I recently had the opportunity to join an Admission tour with a family who is considering Dana Hall School for their daughters. A highlight of the experience for me was a brief exchange between the prospective 5th grader and the poised, confident Upper School ambassador who accompanied us. As the two young women chatted about which languages they were learning, the older girl pointed out the window to the four-square court and the recreation area outside the Middle School building. “Do we get recess?” the applicant asked excitedly. “Yes, it’s really fun!” the ambassador replied. Their conversation then shifted to a discussion about the ways that our students enjoy themselves on campus, the connections that are formed across grades, and the general fun of being at Dana Hall. In that moment, I was reminded of the necessity of play for children and adolescents. Play, in its many forms, is as essential for cognitive development as it is for social growth, and our school incorporates playful experiences into learning in a consistent, deliberate manner.
The title of this post comes from Book 8 of Plato’s Republic, in which the ancient philosopher describes the types of individuals who would be fit to rule his idealized just city. He states that “there never will be a good man* who has not from his* childhood been used to play amid things of beauty and to make of them a joy and a study.” Here is Plato, in the year 380 BCE, arguing that a happy, learning-focused childhood prepares young people for leadership in a democratic society. 1400 years later, the pioneering educator John Dewey published one of his most influential books, Democracy and Education, in which he devoted an entire chapter to the topic of “Play and the Curriculum.” Dewey states, “study of mental life has made evident the fundamental worth of native tendencies to explore, to manipulate tools and materials, to construct, to give expression to joyous emotion, etc.” Clearly he saw essential connections between joy and learning.
What is it about play that is so important for cognitive development?
Our brains build important neural connections through play. This process does not stop once we reach adulthood. Contemporary psychologist Mihaly Czikszentmihalyi, in his groundbreaking work Flow: The Psychology of Optimal Experience, says, “after an enjoyable event we know that we have changed, that our self has grown: in some respect, we have become more complex as a result of it.” One of the pioneers in this aspect of development was Donald Winnicott, who investigated the ways children come to understand reality, fantasy, and identity.

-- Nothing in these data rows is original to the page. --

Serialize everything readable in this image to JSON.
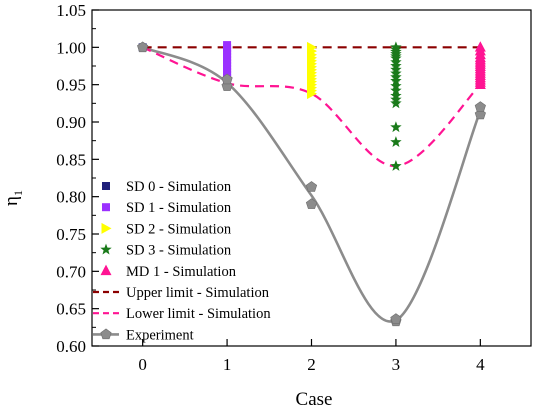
{
  "chart_data": {
    "type": "scatter",
    "title": "",
    "xlabel": "Case",
    "ylabel": "η",
    "ylabel_subscript": "1",
    "xlim": [
      -0.6,
      4.6
    ],
    "ylim": [
      0.6,
      1.05
    ],
    "x_ticks": [
      0,
      1,
      2,
      3,
      4
    ],
    "x_tick_labels": [
      "0",
      "1",
      "2",
      "3",
      "4"
    ],
    "y_ticks": [
      0.6,
      0.65,
      0.7,
      0.75,
      0.8,
      0.85,
      0.9,
      0.95,
      1.0,
      1.05
    ],
    "y_tick_labels": [
      "0.60",
      "0.65",
      "0.70",
      "0.75",
      "0.80",
      "0.85",
      "0.90",
      "0.95",
      "1.00",
      "1.05"
    ],
    "grid": false,
    "legend_position": "lower-left",
    "series": [
      {
        "name": "SD 0 - Simulation",
        "marker": "square",
        "color": "#1f1f7a",
        "x": [
          0
        ],
        "y": [
          1.0
        ]
      },
      {
        "name": "SD 1 - Simulation",
        "marker": "square",
        "color": "#9b30ff",
        "x": [
          1,
          1,
          1,
          1,
          1,
          1,
          1,
          1,
          1,
          1,
          1,
          1,
          1
        ],
        "y": [
          0.955,
          0.959,
          0.963,
          0.967,
          0.971,
          0.975,
          0.979,
          0.983,
          0.987,
          0.991,
          0.995,
          0.999,
          1.003
        ]
      },
      {
        "name": "SD 2 - Simulation",
        "marker": "triangle-right",
        "color": "#ffff00",
        "x": [
          2,
          2,
          2,
          2,
          2,
          2,
          2,
          2,
          2,
          2,
          2,
          2,
          2,
          2,
          2,
          2
        ],
        "y": [
          0.938,
          0.942,
          0.946,
          0.95,
          0.954,
          0.958,
          0.962,
          0.966,
          0.97,
          0.974,
          0.978,
          0.982,
          0.986,
          0.99,
          0.995,
          1.0
        ]
      },
      {
        "name": "SD 3 - Simulation",
        "marker": "star",
        "color": "#1a7a1a",
        "x": [
          3,
          3,
          3,
          3,
          3,
          3,
          3,
          3,
          3,
          3,
          3,
          3,
          3,
          3,
          3,
          3,
          3,
          3,
          3,
          3
        ],
        "y": [
          0.841,
          0.873,
          0.893,
          0.925,
          0.93,
          0.935,
          0.942,
          0.948,
          0.955,
          0.96,
          0.965,
          0.97,
          0.975,
          0.98,
          0.985,
          0.988,
          0.991,
          0.994,
          0.997,
          1.0
        ]
      },
      {
        "name": "MD 1 - Simulation",
        "marker": "triangle-up",
        "color": "#ff1493",
        "x": [
          4,
          4,
          4,
          4,
          4,
          4,
          4,
          4,
          4,
          4,
          4,
          4,
          4,
          4,
          4,
          4
        ],
        "y": [
          0.95,
          0.953,
          0.956,
          0.959,
          0.962,
          0.965,
          0.968,
          0.971,
          0.974,
          0.977,
          0.98,
          0.983,
          0.986,
          0.99,
          0.995,
          1.0
        ]
      },
      {
        "name": "Upper limit - Simulation",
        "style": "dashed-line",
        "color": "#8b0000",
        "x": [
          0,
          1,
          2,
          3,
          4
        ],
        "y": [
          1.0,
          1.0,
          1.0,
          1.0,
          1.0
        ]
      },
      {
        "name": "Lower limit - Simulation",
        "style": "dashed-smooth-line",
        "color": "#ff1493",
        "x": [
          0,
          1,
          2,
          3,
          4
        ],
        "y": [
          1.0,
          0.952,
          0.938,
          0.841,
          0.95
        ]
      },
      {
        "name": "Experiment",
        "style": "line-pentagon",
        "color": "#8c8c8c",
        "x": [
          0,
          1,
          1,
          2,
          2,
          3,
          3,
          4,
          4
        ],
        "y": [
          1.0,
          0.948,
          0.957,
          0.79,
          0.813,
          0.633,
          0.636,
          0.91,
          0.92
        ]
      }
    ]
  }
}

Winnicott’s research led him to the conclusion that our personalities and emotional intelligence are formed in large part through play. “Children play to master anxiety, or to master ideas and impulses that lead to anxiety if they are not in control…play provides an organization for the initiation of emotional relationships, and so enables social contacts to develop,” he noted in The Child, the Family, and the Outside World. Russian psychologist Lev Vygotsky believed that play enabled a child to act “beyond his* average age, above his* daily behavior; in play it as though he* were a head taller than himself.*” In schools, Vygotsky suggests that play allows learners to move into a deeper understanding of meaning, “between situations in thought and real situations.” Dana Hall teachers rely on this concept when they create opportunities for students to enact simulations or to assume the roles of historic characters.

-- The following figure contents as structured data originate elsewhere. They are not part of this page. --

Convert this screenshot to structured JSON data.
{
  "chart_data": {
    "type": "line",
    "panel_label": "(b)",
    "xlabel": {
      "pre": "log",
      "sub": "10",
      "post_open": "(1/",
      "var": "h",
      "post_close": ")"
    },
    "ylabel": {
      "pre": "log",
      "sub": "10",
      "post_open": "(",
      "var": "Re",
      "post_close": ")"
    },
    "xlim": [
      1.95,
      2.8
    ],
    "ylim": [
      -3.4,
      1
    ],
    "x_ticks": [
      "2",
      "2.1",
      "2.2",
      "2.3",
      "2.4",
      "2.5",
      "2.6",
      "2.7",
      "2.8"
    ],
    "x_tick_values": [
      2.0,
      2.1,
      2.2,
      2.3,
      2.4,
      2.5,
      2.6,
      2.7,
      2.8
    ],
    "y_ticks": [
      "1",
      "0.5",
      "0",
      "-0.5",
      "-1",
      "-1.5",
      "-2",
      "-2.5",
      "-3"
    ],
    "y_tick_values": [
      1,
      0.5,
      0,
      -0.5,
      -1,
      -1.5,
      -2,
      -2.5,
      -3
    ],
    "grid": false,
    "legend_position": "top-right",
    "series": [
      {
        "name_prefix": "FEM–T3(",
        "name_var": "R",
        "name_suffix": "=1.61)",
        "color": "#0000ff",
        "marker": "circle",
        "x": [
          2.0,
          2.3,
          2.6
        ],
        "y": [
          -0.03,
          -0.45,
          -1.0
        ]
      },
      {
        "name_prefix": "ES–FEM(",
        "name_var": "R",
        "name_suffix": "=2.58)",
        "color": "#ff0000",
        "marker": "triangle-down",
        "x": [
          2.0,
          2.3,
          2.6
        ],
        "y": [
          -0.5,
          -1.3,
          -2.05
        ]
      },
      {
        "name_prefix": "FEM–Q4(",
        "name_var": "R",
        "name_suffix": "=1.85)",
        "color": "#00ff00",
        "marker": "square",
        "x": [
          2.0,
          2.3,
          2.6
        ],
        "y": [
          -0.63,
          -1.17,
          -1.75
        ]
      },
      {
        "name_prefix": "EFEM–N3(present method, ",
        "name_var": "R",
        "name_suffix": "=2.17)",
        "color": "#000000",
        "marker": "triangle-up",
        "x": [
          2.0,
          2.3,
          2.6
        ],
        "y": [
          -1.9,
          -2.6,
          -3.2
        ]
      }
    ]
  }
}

How does play lead to civic competence?
In 1896, John Dewey delivered a lecture entitled “The School and Social Progress” to the community at the University of Chicago Laboratory School, which he had founded as a model of progressive education. In Dewey’s school, play took two forms. The first was purely recreational and necessary for renewal of energy; the other was in response to the natural tendencies and impulses of children, which he believed could be guided toward communal goals: “to reproduce on the child’s plane the typical doings and occupations of the larger, maturer society into which he* is finally to go forth; and that it is through production and creative use that valuable knowledge is secured and clinched.” Philosopher Hannah Arendt referred to the same innate affinity to play. In her powerful 1954 essay “The Crisis in Education,” she argued that young people’s natural tendencies to learn through play, and to prepare for the world of adulthood through play, should be at the heart of schooling. Arendt was fierce in her belief in the almost sacred nature of childhood. It is, she said, “the essence of the educational activity…always to cherish and protect something of the child against the world, the world against the child.” She referred to schools as “among the most elementary and necessary activities of human society.” Educators, Arendt said, “stand in relation to the young as representatives for a world in which they must assume responsibility…” These words came to mind as the Admission tour continued the other day. The eager 10-year old listened intently as our Upper School guide described the peer educators’ role in Forum. She explained the games and activities that older students lead with their younger schoolmates, emphasizing the importance and the fun of sharing ideas about complicated social topics with people of different ages.
We are intentional about joy at Dana Hall. We understand its value in individual growth, building community, learning through beautiful experiences, and preparing our students for participation in the wider world.
*masculine pronouns are original to the source texts.